Legami allo specchio.

 

 

 

Quando scorse finalmente le spalle magre di sua madre alla fine di uno dei tanti settori del pronto soccorso, Reo si sentì di nuovo venir meno, ma per fortuna, Seijuro era sempre accanto a lui, pronto a rimetterlo in piedi.

<< Mamma! >>

Sakura aveva il viso piuttosto disteso, ma si rabbuiò all'istante quando vide suo figlio correrle incontro, stravolto e mortalmente pallido.

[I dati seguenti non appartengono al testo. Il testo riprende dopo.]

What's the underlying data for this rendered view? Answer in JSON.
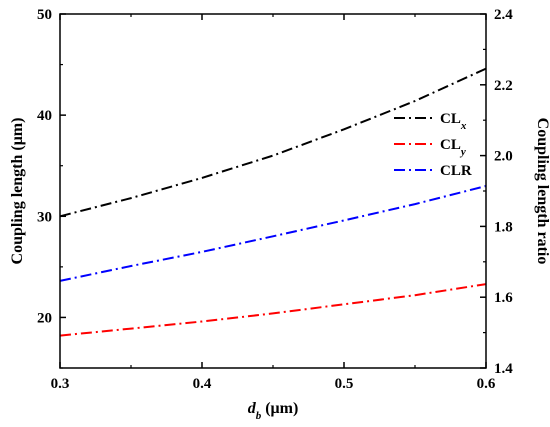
{
  "chart_data": {
    "type": "line",
    "x_axis": {
      "label_main": "d",
      "label_sub": "b",
      "label_unit": " (μm)",
      "range": [
        0.3,
        0.6
      ],
      "ticks": [
        0.3,
        0.4,
        0.5,
        0.6
      ],
      "tick_labels": [
        "0.3",
        "0.4",
        "0.5",
        "0.6"
      ]
    },
    "y_left": {
      "label": "Coupling length (μm)",
      "range": [
        15,
        50
      ],
      "ticks": [
        20,
        30,
        40,
        50
      ],
      "tick_labels": [
        "20",
        "30",
        "40",
        "50"
      ]
    },
    "y_right": {
      "label": "Coupling length ratio",
      "range": [
        1.4,
        2.4
      ],
      "ticks": [
        1.4,
        1.6,
        1.8,
        2.0,
        2.2,
        2.4
      ],
      "tick_labels": [
        "1.4",
        "1.6",
        "1.8",
        "2.0",
        "2.2",
        "2.4"
      ]
    },
    "x": [
      0.3,
      0.35,
      0.4,
      0.45,
      0.5,
      0.55,
      0.6
    ],
    "series": [
      {
        "name_main": "CL",
        "name_sub": "x",
        "axis": "left",
        "color": "#000000",
        "values": [
          30.0,
          31.8,
          33.8,
          36.0,
          38.6,
          41.4,
          44.6
        ]
      },
      {
        "name_main": "CL",
        "name_sub": "y",
        "axis": "left",
        "color": "#ff0000",
        "values": [
          18.2,
          18.9,
          19.6,
          20.4,
          21.3,
          22.2,
          23.3
        ]
      },
      {
        "name_main": "CLR",
        "name_sub": "",
        "axis": "right",
        "color": "#0000ff",
        "values": [
          1.646,
          1.688,
          1.728,
          1.772,
          1.817,
          1.863,
          1.914
        ]
      }
    ],
    "line_style": "dash-dot",
    "legend_position": "right, upper-middle",
    "grid": false
  }
}
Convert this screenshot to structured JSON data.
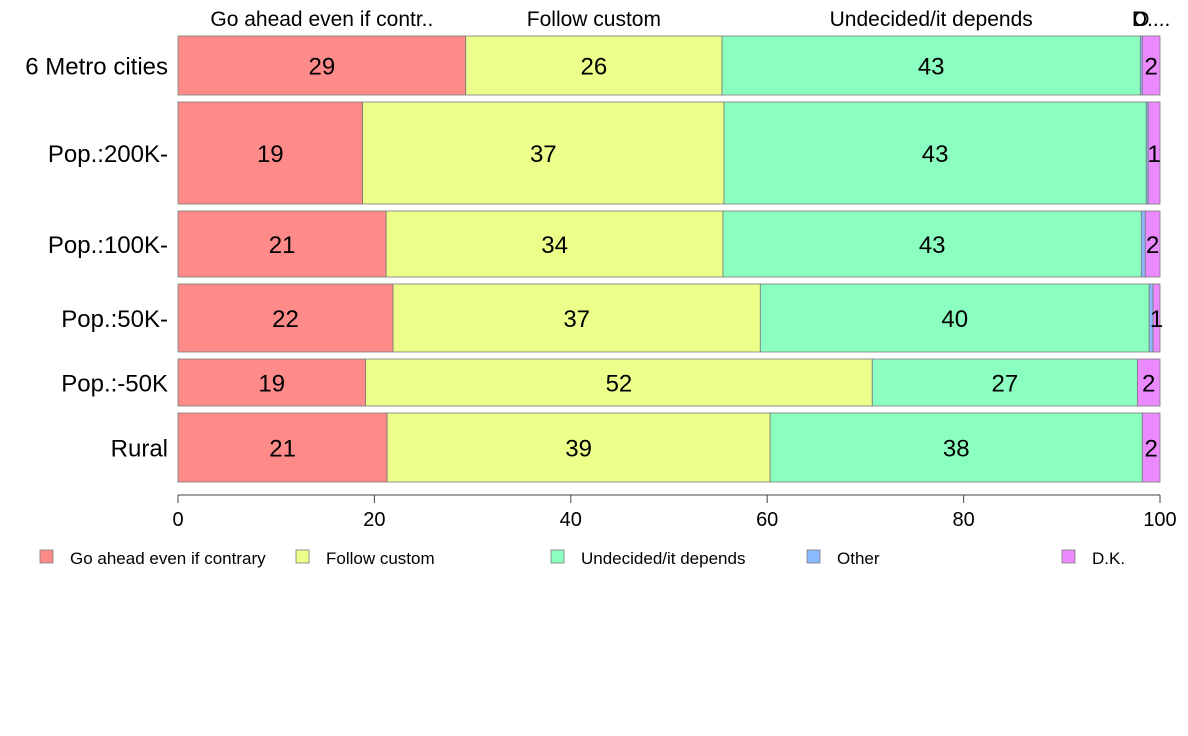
{
  "chart_data": {
    "type": "bar",
    "orientation": "horizontal",
    "stacked": true,
    "categories": [
      "6 Metro cities",
      "Pop.:200K-",
      "Pop.:100K-",
      "Pop.:50K-",
      "Pop.:-50K",
      "Rural"
    ],
    "series": [
      {
        "name": "Go ahead even if contrary",
        "header": "Go ahead even if contr..",
        "color": "#ff8a8a",
        "values": [
          29.3,
          18.8,
          21.2,
          21.9,
          19.1,
          21.3
        ],
        "labels": [
          "29",
          "19",
          "21",
          "22",
          "19",
          "21"
        ]
      },
      {
        "name": "Follow custom",
        "header": "Follow custom",
        "color": "#ebff8a",
        "values": [
          26.1,
          36.8,
          34.3,
          37.4,
          51.6,
          39.0
        ],
        "labels": [
          "26",
          "37",
          "34",
          "37",
          "52",
          "39"
        ]
      },
      {
        "name": "Undecided/it depends",
        "header": "Undecided/it depends",
        "color": "#8affbf",
        "values": [
          42.6,
          43.0,
          42.6,
          39.6,
          27.0,
          37.9
        ],
        "labels": [
          "43",
          "43",
          "43",
          "40",
          "27",
          "38"
        ]
      },
      {
        "name": "Other",
        "header": "O",
        "color": "#8ab9ff",
        "values": [
          0.2,
          0.2,
          0.4,
          0.4,
          0.0,
          0.0
        ],
        "labels": [
          "",
          "",
          "",
          "",
          "",
          ""
        ]
      },
      {
        "name": "D.K.",
        "header": "D....",
        "color": "#eb8aff",
        "values": [
          1.8,
          1.2,
          1.5,
          0.7,
          2.3,
          1.8
        ],
        "labels": [
          "2",
          "1",
          "2",
          "1",
          "2",
          "2"
        ]
      }
    ],
    "xlim": [
      0,
      100
    ],
    "xticks": [
      0,
      20,
      40,
      60,
      80,
      100
    ],
    "xlabel": "",
    "ylabel": "",
    "title": "",
    "grid": false,
    "legend": "bottom"
  }
}
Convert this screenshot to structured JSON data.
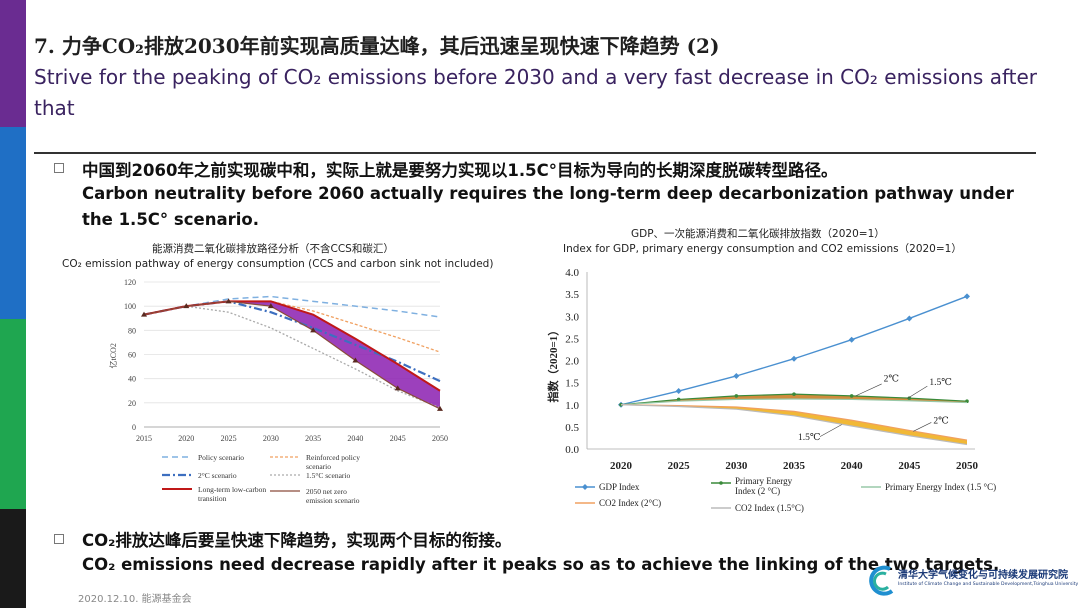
{
  "header": {
    "title_cn": "7. 力争CO₂排放2030年前实现高质量达峰，其后迅速呈现快速下降趋势 (2)",
    "title_en": "Strive for the peaking of CO₂ emissions before 2030 and a very fast decrease in CO₂ emissions after that"
  },
  "bullets": [
    {
      "cn": "中国到2060年之前实现碳中和，实际上就是要努力实现以1.5C°目标为导向的长期深度脱碳转型路径。",
      "en": "Carbon neutrality before 2060 actually requires the long-term deep decarbonization pathway under the 1.5C° scenario."
    },
    {
      "cn": "CO₂排放达峰后要呈快速下降趋势，实现两个目标的衔接。",
      "en": "CO₂ emissions need decrease rapidly after it peaks so as to achieve the linking of the two targets."
    }
  ],
  "footer": {
    "date": "2020.12.10.  能源基金会"
  },
  "logo": {
    "cn": "清华大学气候变化与可持续发展研究院",
    "en": "Institute of Climate Change and Sustainable Development,Tsinghua University"
  },
  "colors": {
    "sidebar": [
      "#6a2c91",
      "#1f6fc5",
      "#1fa650",
      "#1a1a1a"
    ],
    "accent": "#7a1fa0"
  },
  "chart_data": [
    {
      "type": "line",
      "title": "能源消费二氧化碳排放路径分析（不含CCS和碳汇）",
      "subtitle": "CO₂ emission pathway of energy consumption (CCS and carbon sink not included)",
      "ylabel": "亿tCO2",
      "x": [
        2015,
        2020,
        2025,
        2030,
        2035,
        2040,
        2045,
        2050
      ],
      "xticks": [
        "2015",
        "2020",
        "2025",
        "2030",
        "2035",
        "2040",
        "2045",
        "2050"
      ],
      "yticks": [
        "0",
        "10",
        "20",
        "30",
        "40",
        "50",
        "60",
        "70",
        "80",
        "90",
        "100",
        "110",
        "120"
      ],
      "ylim": [
        0,
        120
      ],
      "series": [
        {
          "name": "Policy scenario",
          "values": [
            93,
            100,
            106,
            108,
            104,
            100,
            96,
            91
          ]
        },
        {
          "name": "Reinforced policy scenario",
          "values": [
            93,
            100,
            104,
            104,
            96,
            85,
            74,
            62
          ]
        },
        {
          "name": "2°C scenario",
          "values": [
            93,
            100,
            104,
            95,
            82,
            68,
            54,
            38
          ]
        },
        {
          "name": "1.5°C scenario",
          "values": [
            93,
            100,
            95,
            82,
            65,
            48,
            30,
            16
          ]
        },
        {
          "name": "Long-term low-carbon transition",
          "values": [
            93,
            100,
            104,
            104,
            93,
            73,
            52,
            30
          ]
        },
        {
          "name": "2050 net zero emission scenario",
          "values": [
            93,
            100,
            104,
            100,
            80,
            55,
            32,
            15
          ]
        }
      ],
      "legend_position": "bottom"
    },
    {
      "type": "line",
      "title": "GDP、一次能源消费和二氧化碳排放指数（2020=1）",
      "subtitle": "Index for GDP, primary energy consumption and CO2 emissions（2020=1）",
      "ylabel": "指数（2020=1）",
      "x": [
        2020,
        2025,
        2030,
        2035,
        2040,
        2045,
        2050
      ],
      "xticks": [
        "2020",
        "2025",
        "2030",
        "2035",
        "2040",
        "2045",
        "2050"
      ],
      "yticks": [
        "0.0",
        "0.5",
        "1.0",
        "1.5",
        "2.0",
        "2.5",
        "3.0",
        "3.5",
        "4.0"
      ],
      "ylim": [
        0,
        4
      ],
      "series": [
        {
          "name": "GDP Index",
          "values": [
            1.0,
            1.31,
            1.65,
            2.04,
            2.47,
            2.95,
            3.45
          ]
        },
        {
          "name": "Primary Energy Index (2 °C)",
          "values": [
            1.0,
            1.12,
            1.2,
            1.24,
            1.2,
            1.15,
            1.08
          ]
        },
        {
          "name": "Primary Energy Index (1.5 °C)",
          "values": [
            1.0,
            1.08,
            1.12,
            1.13,
            1.12,
            1.09,
            1.05
          ]
        },
        {
          "name": "CO2 Index (2°C)",
          "values": [
            1.0,
            0.98,
            0.95,
            0.85,
            0.65,
            0.42,
            0.2
          ]
        },
        {
          "name": "CO2 Index (1.5°C)",
          "values": [
            1.0,
            0.96,
            0.9,
            0.75,
            0.52,
            0.3,
            0.1
          ]
        }
      ],
      "annotations": [
        "2℃",
        "1.5℃",
        "2℃",
        "1.5℃"
      ],
      "legend_position": "bottom"
    }
  ]
}
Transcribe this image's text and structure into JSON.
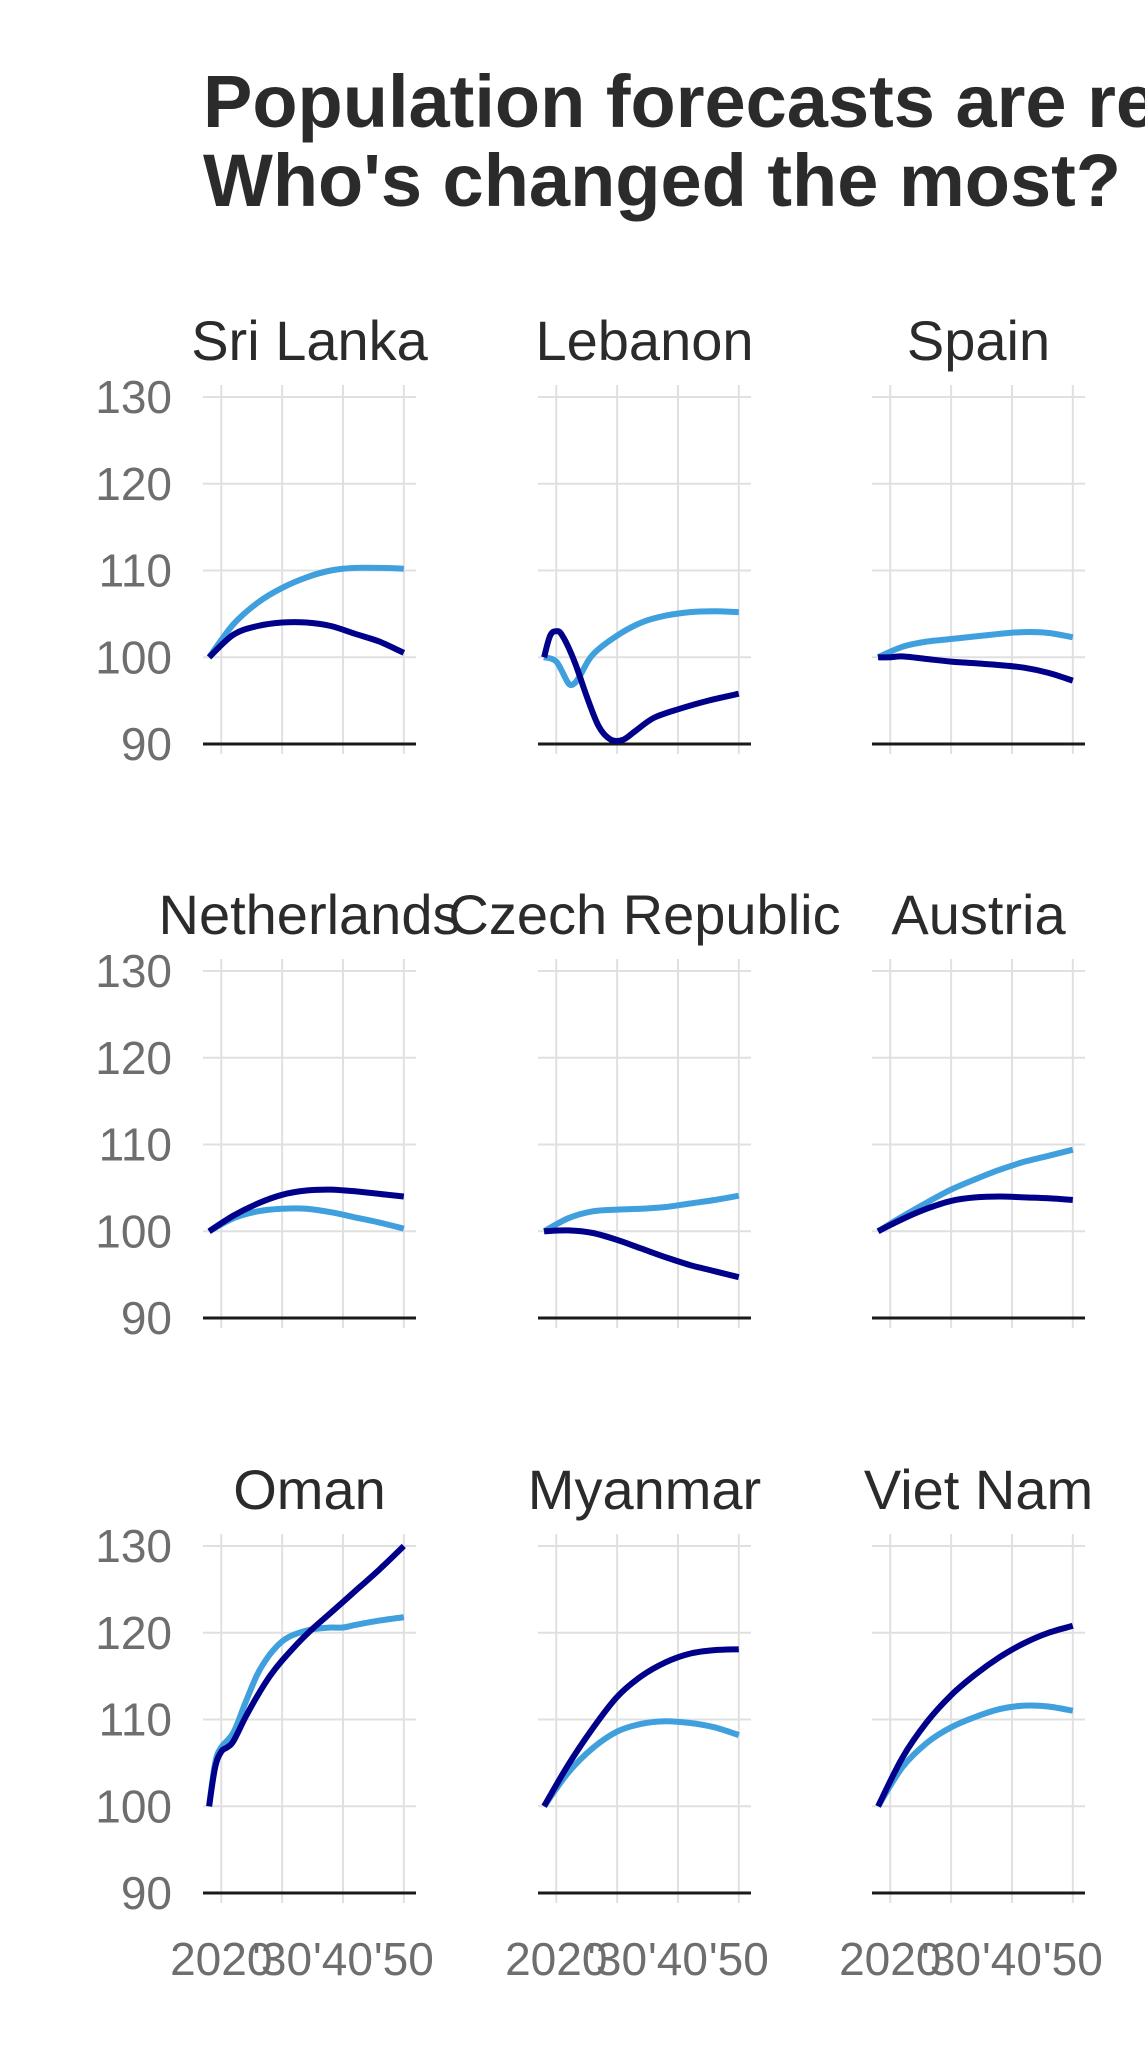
{
  "title_lines": [
    "Population forecasts are re",
    "Who's changed the most?"
  ],
  "chart_data": {
    "type": "line",
    "layout": "facet-grid 3x3",
    "xlim": [
      2017,
      2052
    ],
    "x_ticks": [
      2020,
      2030,
      2040,
      2050
    ],
    "x_tick_labels": [
      "2020",
      "'30",
      "'40",
      "'50"
    ],
    "ylim": [
      90,
      130
    ],
    "y_ticks": [
      90,
      100,
      110,
      120,
      130
    ],
    "series_colors": [
      "#3fa0dd",
      "#00008b"
    ],
    "panels": [
      {
        "name": "Sri Lanka",
        "series": [
          {
            "color": "#3fa0dd",
            "x": [
              2018,
              2022,
              2026,
              2030,
              2034,
              2038,
              2042,
              2046,
              2050
            ],
            "y": [
              100,
              103.8,
              106.3,
              108,
              109.2,
              110,
              110.3,
              110.3,
              110.2
            ]
          },
          {
            "color": "#00008b",
            "x": [
              2018,
              2022,
              2026,
              2030,
              2034,
              2038,
              2042,
              2046,
              2050
            ],
            "y": [
              100,
              102.6,
              103.6,
              104,
              104,
              103.6,
              102.7,
              101.8,
              100.5
            ]
          }
        ]
      },
      {
        "name": "Lebanon",
        "series": [
          {
            "color": "#3fa0dd",
            "x": [
              2018,
              2020,
              2022,
              2023,
              2024,
              2026,
              2030,
              2034,
              2038,
              2042,
              2046,
              2050
            ],
            "y": [
              100,
              99.5,
              97,
              97,
              98,
              100.3,
              102.5,
              104,
              104.8,
              105.2,
              105.3,
              105.2
            ]
          },
          {
            "color": "#00008b",
            "x": [
              2018,
              2019,
              2020,
              2021,
              2023,
              2025,
              2027,
              2029,
              2031,
              2033,
              2036,
              2040,
              2045,
              2050
            ],
            "y": [
              100,
              102.5,
              103,
              102.5,
              99.5,
              95.5,
              92,
              90.5,
              90.5,
              91.5,
              93,
              94,
              95,
              95.8
            ]
          }
        ]
      },
      {
        "name": "Spain",
        "series": [
          {
            "color": "#3fa0dd",
            "x": [
              2018,
              2022,
              2026,
              2030,
              2034,
              2038,
              2042,
              2046,
              2050
            ],
            "y": [
              100,
              101.2,
              101.8,
              102.1,
              102.4,
              102.7,
              102.9,
              102.8,
              102.3
            ]
          },
          {
            "color": "#00008b",
            "x": [
              2018,
              2020,
              2022,
              2026,
              2030,
              2034,
              2038,
              2042,
              2046,
              2050
            ],
            "y": [
              100,
              100,
              100.1,
              99.8,
              99.5,
              99.3,
              99.1,
              98.8,
              98.2,
              97.3
            ]
          }
        ]
      },
      {
        "name": "Netherlands",
        "series": [
          {
            "color": "#3fa0dd",
            "x": [
              2018,
              2022,
              2026,
              2030,
              2034,
              2038,
              2042,
              2046,
              2050
            ],
            "y": [
              100,
              101.5,
              102.3,
              102.6,
              102.6,
              102.2,
              101.6,
              101,
              100.3
            ]
          },
          {
            "color": "#00008b",
            "x": [
              2018,
              2022,
              2026,
              2030,
              2034,
              2038,
              2042,
              2046,
              2050
            ],
            "y": [
              100,
              101.8,
              103.2,
              104.2,
              104.7,
              104.8,
              104.6,
              104.3,
              104
            ]
          }
        ]
      },
      {
        "name": "Czech Republic",
        "series": [
          {
            "color": "#3fa0dd",
            "x": [
              2018,
              2022,
              2026,
              2030,
              2034,
              2038,
              2042,
              2046,
              2050
            ],
            "y": [
              100,
              101.5,
              102.3,
              102.5,
              102.6,
              102.8,
              103.2,
              103.6,
              104.1
            ]
          },
          {
            "color": "#00008b",
            "x": [
              2018,
              2022,
              2026,
              2030,
              2034,
              2038,
              2042,
              2046,
              2050
            ],
            "y": [
              100,
              100.1,
              99.8,
              99,
              98,
              97,
              96.1,
              95.4,
              94.7
            ]
          }
        ]
      },
      {
        "name": "Austria",
        "series": [
          {
            "color": "#3fa0dd",
            "x": [
              2018,
              2022,
              2026,
              2030,
              2034,
              2038,
              2042,
              2046,
              2050
            ],
            "y": [
              100,
              101.7,
              103.3,
              104.8,
              106,
              107.1,
              108,
              108.7,
              109.4
            ]
          },
          {
            "color": "#00008b",
            "x": [
              2018,
              2022,
              2026,
              2030,
              2034,
              2038,
              2042,
              2046,
              2050
            ],
            "y": [
              100,
              101.4,
              102.6,
              103.5,
              103.9,
              104,
              103.9,
              103.8,
              103.6
            ]
          }
        ]
      },
      {
        "name": "Oman",
        "series": [
          {
            "color": "#3fa0dd",
            "x": [
              2018,
              2019,
              2020,
              2022,
              2024,
              2026,
              2028,
              2030,
              2032,
              2035,
              2038,
              2040,
              2042,
              2046,
              2050
            ],
            "y": [
              100,
              105,
              106.8,
              108.5,
              112,
              115.3,
              117.5,
              119,
              119.8,
              120.4,
              120.6,
              120.6,
              120.9,
              121.4,
              121.8
            ]
          },
          {
            "color": "#00008b",
            "x": [
              2018,
              2019,
              2020,
              2021,
              2022,
              2024,
              2026,
              2028,
              2030,
              2034,
              2038,
              2042,
              2046,
              2050
            ],
            "y": [
              100,
              104.5,
              106.3,
              106.8,
              107.5,
              110.3,
              112.8,
              115,
              116.8,
              119.8,
              122.3,
              124.8,
              127.3,
              130
            ]
          }
        ]
      },
      {
        "name": "Myanmar",
        "series": [
          {
            "color": "#3fa0dd",
            "x": [
              2018,
              2022,
              2026,
              2030,
              2034,
              2038,
              2042,
              2046,
              2050
            ],
            "y": [
              100,
              103.9,
              106.7,
              108.6,
              109.5,
              109.8,
              109.6,
              109.1,
              108.2
            ]
          },
          {
            "color": "#00008b",
            "x": [
              2018,
              2022,
              2026,
              2030,
              2034,
              2038,
              2042,
              2046,
              2050
            ],
            "y": [
              100,
              104.8,
              109,
              112.6,
              115,
              116.6,
              117.6,
              118,
              118.1
            ]
          }
        ]
      },
      {
        "name": "Viet Nam",
        "series": [
          {
            "color": "#3fa0dd",
            "x": [
              2018,
              2022,
              2026,
              2030,
              2034,
              2038,
              2042,
              2046,
              2050
            ],
            "y": [
              100,
              104.5,
              107.3,
              109.1,
              110.3,
              111.2,
              111.6,
              111.5,
              111
            ]
          },
          {
            "color": "#00008b",
            "x": [
              2018,
              2022,
              2026,
              2030,
              2034,
              2038,
              2042,
              2046,
              2050
            ],
            "y": [
              100,
              105.6,
              109.7,
              112.8,
              115.2,
              117.2,
              118.8,
              120,
              120.8
            ]
          }
        ]
      }
    ]
  }
}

<< Reo, che ci fai qui? >>

<< Ma come che ci faccio qui?! Sei impazzita?! Papà... dov'è papà?! >>

Sakura si portò le mani alle labbra e scosse la testa più volte, in un patetico tentativo di negazione. Era stata imperdonabilmente superficiale; la rabbia nei confronti del marito le aveva fatto perdere di vista le cose più elementari e così Reo, ignaro di tutto, si era ritrovato a doverne pagare il prezzo.

<< Tesoro, sta' calmo, va tutto bene! Prima ti ho chiamato solo per avvisarti che non ci avresti trovato a casa. Credevo mi avessi sentito quando ti ho spiegato che papà si è lussato una spalla, anche se, effettivamente, ad un certo punto non hai più risposto. >>

<< Certo che non ho più risposto! La comunicazione faceva schifo, capivo mezza parola ogni tre!>>

<< Dopo ho provato anche a richiamarti, ma si attaccava la segreteria. >>

<< Lo so, il telefono è morto. >>

<< Magari sabato prossimo ne compriamo un altro, eh? Ormai questo ha fatto il suo tempo. >>

<< S-sì, non posso più tenerlo. Quindi... quindi mi assicuri che non è il cuore? >>

<< Non è il cuore. >>

Reo sospirò di sollievo, ma dalla sua gola emerse solo un gemito smorzato. Era esausto, per cui si gettò fra le braccia della madre, senza alcuna vergogna; affondò il viso nel suo petto, come faceva da bambino, e diede finalmente pieno sfogo ad un agognato pianto liberatorio.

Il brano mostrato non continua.